However, the United States also has an inheritance tax that taxes certain inheritances that are received by United States citizens and permanent resident aliens if the inheritance came from a “Covered Expatriate”. To see who exactly a Covered Expatriate is, see my article here.

Moreover, the inheritance tax can be an extremely expensive tax as it is taxed at the highest federal gift or estate tax rate. Currently, the highest rate is 35%, but this could potentially go as high as 50% after 2010.

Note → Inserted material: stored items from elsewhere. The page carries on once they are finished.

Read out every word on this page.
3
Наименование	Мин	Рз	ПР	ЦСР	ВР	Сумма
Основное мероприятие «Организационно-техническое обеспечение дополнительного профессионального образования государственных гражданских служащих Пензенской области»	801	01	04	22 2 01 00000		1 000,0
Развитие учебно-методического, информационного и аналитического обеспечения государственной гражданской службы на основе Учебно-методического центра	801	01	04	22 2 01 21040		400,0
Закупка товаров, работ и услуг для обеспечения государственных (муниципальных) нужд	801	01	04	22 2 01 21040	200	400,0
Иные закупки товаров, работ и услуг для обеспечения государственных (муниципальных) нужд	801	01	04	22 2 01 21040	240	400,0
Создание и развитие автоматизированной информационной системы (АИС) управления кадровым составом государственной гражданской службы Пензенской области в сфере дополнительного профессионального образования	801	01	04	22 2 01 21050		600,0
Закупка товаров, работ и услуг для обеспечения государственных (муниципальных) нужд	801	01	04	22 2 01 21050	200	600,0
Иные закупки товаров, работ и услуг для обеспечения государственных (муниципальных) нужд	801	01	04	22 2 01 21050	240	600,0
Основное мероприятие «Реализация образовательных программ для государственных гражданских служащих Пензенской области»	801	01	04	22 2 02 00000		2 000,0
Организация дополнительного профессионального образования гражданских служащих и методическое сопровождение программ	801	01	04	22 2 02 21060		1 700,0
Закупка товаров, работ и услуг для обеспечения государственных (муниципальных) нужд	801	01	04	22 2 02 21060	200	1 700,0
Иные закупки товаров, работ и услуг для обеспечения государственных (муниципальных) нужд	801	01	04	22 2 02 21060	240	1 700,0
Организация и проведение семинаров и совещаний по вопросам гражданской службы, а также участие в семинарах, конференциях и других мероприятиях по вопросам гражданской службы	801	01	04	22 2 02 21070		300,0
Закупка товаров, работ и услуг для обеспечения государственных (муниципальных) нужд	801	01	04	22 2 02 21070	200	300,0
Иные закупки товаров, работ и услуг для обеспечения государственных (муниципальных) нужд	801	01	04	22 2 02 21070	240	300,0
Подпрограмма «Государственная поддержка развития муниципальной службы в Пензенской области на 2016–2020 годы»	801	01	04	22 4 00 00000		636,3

Unlike the estate tax, which has a large exemption amount (i.e. you can pass on a lot of money before the tax hits), the inheritance tax exemption amount is minimal. You can only pass on an amount equal to the maximum amount that a person can gift annually under Section 2503(b) of the Internal Revenue Code, currently $13,000.

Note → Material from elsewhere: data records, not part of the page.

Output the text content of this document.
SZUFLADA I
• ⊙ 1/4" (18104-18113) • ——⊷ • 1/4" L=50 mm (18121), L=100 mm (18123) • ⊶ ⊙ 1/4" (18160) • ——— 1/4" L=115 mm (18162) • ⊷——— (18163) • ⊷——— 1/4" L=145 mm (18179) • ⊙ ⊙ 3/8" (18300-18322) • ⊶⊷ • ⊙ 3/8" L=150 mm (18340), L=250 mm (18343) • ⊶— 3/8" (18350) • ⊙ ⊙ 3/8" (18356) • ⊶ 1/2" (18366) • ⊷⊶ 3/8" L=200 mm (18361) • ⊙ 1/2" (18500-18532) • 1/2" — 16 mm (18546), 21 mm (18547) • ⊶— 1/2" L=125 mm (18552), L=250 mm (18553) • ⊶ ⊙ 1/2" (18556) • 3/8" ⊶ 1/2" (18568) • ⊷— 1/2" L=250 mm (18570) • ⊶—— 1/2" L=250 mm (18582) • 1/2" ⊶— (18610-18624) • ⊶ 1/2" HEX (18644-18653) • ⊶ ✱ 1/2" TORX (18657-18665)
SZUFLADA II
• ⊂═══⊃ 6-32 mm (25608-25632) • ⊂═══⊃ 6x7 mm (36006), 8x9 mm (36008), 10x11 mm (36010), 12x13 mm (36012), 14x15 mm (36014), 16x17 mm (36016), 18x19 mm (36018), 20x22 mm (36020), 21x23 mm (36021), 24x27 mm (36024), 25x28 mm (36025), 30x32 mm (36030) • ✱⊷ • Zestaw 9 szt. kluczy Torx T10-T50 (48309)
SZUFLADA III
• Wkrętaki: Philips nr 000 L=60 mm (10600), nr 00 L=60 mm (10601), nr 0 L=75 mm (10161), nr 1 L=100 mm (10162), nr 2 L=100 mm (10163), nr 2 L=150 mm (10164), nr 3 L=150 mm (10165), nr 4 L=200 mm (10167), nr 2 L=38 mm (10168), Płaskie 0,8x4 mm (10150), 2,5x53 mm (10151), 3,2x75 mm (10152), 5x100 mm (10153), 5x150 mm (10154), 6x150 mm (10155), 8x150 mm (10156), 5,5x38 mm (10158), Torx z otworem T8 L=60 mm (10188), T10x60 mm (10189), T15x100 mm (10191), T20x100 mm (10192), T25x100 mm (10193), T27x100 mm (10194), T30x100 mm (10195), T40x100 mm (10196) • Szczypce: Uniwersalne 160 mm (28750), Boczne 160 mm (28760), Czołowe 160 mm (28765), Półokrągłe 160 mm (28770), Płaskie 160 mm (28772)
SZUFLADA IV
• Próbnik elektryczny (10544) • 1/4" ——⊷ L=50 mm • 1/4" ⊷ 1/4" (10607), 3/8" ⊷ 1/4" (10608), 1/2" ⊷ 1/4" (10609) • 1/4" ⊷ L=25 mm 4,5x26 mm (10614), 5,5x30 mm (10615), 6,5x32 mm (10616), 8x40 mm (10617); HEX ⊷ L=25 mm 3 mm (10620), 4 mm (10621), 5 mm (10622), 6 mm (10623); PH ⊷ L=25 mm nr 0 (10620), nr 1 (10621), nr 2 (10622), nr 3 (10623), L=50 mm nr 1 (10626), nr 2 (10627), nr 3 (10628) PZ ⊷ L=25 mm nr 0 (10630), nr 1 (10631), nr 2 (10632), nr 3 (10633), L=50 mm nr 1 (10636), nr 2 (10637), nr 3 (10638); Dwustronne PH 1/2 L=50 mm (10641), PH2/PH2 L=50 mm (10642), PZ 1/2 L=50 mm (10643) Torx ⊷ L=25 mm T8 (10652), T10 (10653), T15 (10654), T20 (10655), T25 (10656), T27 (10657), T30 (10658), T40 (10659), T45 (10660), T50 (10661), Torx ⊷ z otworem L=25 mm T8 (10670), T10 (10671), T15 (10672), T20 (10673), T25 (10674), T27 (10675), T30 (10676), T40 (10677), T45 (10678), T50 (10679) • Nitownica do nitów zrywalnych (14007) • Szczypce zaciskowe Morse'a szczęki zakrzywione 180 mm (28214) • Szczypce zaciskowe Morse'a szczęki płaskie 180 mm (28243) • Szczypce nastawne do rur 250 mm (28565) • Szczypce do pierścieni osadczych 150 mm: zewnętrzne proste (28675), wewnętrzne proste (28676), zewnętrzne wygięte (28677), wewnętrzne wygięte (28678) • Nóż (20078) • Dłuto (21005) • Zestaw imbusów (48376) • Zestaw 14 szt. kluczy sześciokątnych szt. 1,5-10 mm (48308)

The federal inheritance tax became law when the Heart Act was passed in 2008. The Heart Act created Section 2801 of the Internal Revenue Code to try to collect a tax on the inheritance that United States persons received from wealthy relatives who had fled the United States for tax avoidance reasons.

Since this is an inheritance tax, the tax is paid by the recipient, not the estate. This was done for jurisdictional reasons. It should be noted, however, that the recipient of the inheritance can receive a credit if an estate or inheritance tax was paid in another jurisdiction.

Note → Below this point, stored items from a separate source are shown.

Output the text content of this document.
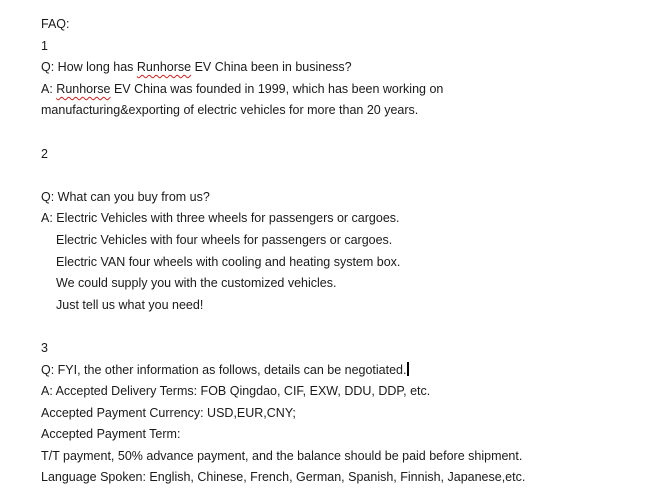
FAQ:
1
Q: How long has Runhorse EV China been in business?
A: Runhorse EV China was founded in 1999, which has been working on
manufacturing&exporting of electric vehicles for more than 20 years.
2
Q: What can you buy from us?
A: Electric Vehicles with three wheels for passengers or cargoes.
Electric Vehicles with four wheels for passengers or cargoes.
Electric VAN four wheels with cooling and heating system box.
We could supply you with the customized vehicles.
Just tell us what you need!
3
Q: FYI, the other information as follows, details can be negotiated.
A: Accepted Delivery Terms: FOB Qingdao, CIF, EXW, DDU, DDP, etc.
Accepted Payment Currency: USD,EUR,CNY;
Accepted Payment Term:
T/T payment, 50% advance payment, and the balance should be paid before shipment.
Language Spoken: English, Chinese, French, German, Spanish, Finnish, Japanese,etc.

Spouses and charities are specifically exempt from paying this tax, so this tax is mainly going to apply to the children of wealthy parents who have expatriated from America. Due to the number of permanent resident aliens who are returning to their native country in this economy, and leaving adult children in America, it may actually affect a lot of people.

It should be noted that you can not simply get around this tax by giving money to a trust (foreign or domestic). Moreover, indirect gifts and bequests will also be taxed. It is a far reaching act that can also have massive income tax repercussions. To see more about this, read Income Tax Consequences of Expatriation.

If you are thinking about expatriating from the United States, there is some planning that can be done to avoid being treated as a Covered Person. At a minimum, there is planning that you can do to lessen the tax burden.